Embora não tivesse medo de carteiristas, sentia outro tipo de receio: o medo do Estado. Tinha plena consciência de que dizer a coisa errada ou expressar uma opinião impopular poderia ter consequências profundas, incluindo a prisão. Assim, neste contexto, pode alguém considerar-se verdadeiramente “seguro” se não for livre de dizer o que pensa?

Uma mudança semelhante ocorreu durante a minha visita ao Vietname. Antes de chegar, sentia alguma apreensão devido ao regime comunista do país. As minhas ideias preconcebidas levavam-me a esperar um ambiente fortemente controlado. Contudo, ao fim de apenas dois dias, os meus receios começaram a dissipar-se.

Observei uma sociedade vibrante, onde as pessoas participavam ativamente no comércio internacional e se deslocavam livremente por todo o país. Embora o governo continue a ser autoritário, a realidade quotidiana para um viajante parecia surpreendentemente aberta. Aprendi que a liberdade nem sempre é uma questão de “tudo ou nada” –  existe em diferentes camadas.

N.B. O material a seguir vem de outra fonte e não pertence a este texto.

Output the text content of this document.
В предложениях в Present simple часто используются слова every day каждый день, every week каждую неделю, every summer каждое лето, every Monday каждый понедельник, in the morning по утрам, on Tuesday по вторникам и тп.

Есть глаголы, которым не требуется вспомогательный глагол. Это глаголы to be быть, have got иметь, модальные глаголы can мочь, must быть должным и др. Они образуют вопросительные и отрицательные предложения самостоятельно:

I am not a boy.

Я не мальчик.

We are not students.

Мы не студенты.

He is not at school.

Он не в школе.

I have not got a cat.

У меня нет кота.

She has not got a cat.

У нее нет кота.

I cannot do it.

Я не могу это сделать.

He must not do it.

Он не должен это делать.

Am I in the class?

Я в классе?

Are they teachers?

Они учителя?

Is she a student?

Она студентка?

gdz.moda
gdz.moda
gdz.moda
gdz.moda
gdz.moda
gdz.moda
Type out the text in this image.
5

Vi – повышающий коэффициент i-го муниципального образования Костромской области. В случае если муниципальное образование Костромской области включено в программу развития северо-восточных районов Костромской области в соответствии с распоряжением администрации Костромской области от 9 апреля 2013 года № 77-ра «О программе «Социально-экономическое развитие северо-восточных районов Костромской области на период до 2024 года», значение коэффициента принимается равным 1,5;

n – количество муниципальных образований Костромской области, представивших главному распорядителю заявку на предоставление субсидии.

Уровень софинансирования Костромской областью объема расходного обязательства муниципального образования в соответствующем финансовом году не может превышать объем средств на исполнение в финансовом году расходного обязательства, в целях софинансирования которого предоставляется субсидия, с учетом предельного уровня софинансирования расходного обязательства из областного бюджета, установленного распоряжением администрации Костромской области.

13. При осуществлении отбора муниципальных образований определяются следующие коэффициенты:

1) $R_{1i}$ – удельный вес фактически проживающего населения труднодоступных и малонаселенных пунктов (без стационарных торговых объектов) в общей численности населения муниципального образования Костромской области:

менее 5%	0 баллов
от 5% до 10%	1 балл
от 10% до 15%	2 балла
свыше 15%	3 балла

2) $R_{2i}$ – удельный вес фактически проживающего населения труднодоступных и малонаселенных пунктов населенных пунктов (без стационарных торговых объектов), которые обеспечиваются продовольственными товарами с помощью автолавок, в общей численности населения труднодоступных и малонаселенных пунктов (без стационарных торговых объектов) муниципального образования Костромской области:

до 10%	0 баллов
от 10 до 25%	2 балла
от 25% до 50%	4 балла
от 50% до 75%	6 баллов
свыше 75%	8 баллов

Embora a estrutura política permaneça restritiva, a energia económica e social da população proporcionava uma sensação de liberdade que não esperava encontrar.

Por vezes, a liberdade não é retirada por um governo, mas por um indivíduo. Há dois anos, durante uma viagem a França, vivi uma experiência assustadora que me recordou quão frágil pode ser a nossa autonomia pessoal. Em teoria, a França é um dos países mais livres do mundo. Contudo, no momento em que um homem me agarrou pelo braço e tentou assaltar-me, a minha liberdade desapareceu. Deixei de ser livre para caminhar; deixei de ser livre para me sentir em paz. Felizmente, consegui escapar sem sofrer danos, mas a experiência mostrou-me que a segurança física é um dos pilares fundamentais sobre os quais assentam todas as outras liberdades.

O lugar onde senti a mais profunda sensação de liberdade foi a Finlândia. A viagem do ano passado foi uma revelação. Ao contrário das experiências noutros países, a Finlândia oferecia uma combinação rara de segurança física e plena liberdade política. Não tinha de me preocupar com “carros pretos” nem com vigilância governamental.

Vindo da Hungria, esta diferença foi particularmente marcante. Tenho de admitir que, no meu país, a atmosfera mudou; muitas pessoas sentem hoje que devem ter cuidado com aquilo que dizem em público para evitar problemas. Na Finlândia, esse peso desapareceu. Podia explorar a natureza, participar em debates e criticar qualquer assunto sem o menor vestígio de paranoia. Era um lugar onde o governo parecia atuar como protetor dos direitos dos cidadãos, e não como vigilante dos seus comportamentos.

Em conclusão, embora a liberdade financeira seja importante para viajar, não é possível desfrutar verdadeiramente de um lugar sem os meios que permitam alcançá-lo. A verdadeira liberdade encontra-se onde a mente e o corpo estão igualmente seguros. O Dubai oferecia segurança através da disciplina; França proporcionava liberdade acompanhada de riscos; mas a Finlândia deu-me a experiência mais autêntica de ser um ser humano livre. Continua a ser a referência pela qual avalio todos os lugares onde me sinto em casa no mundo.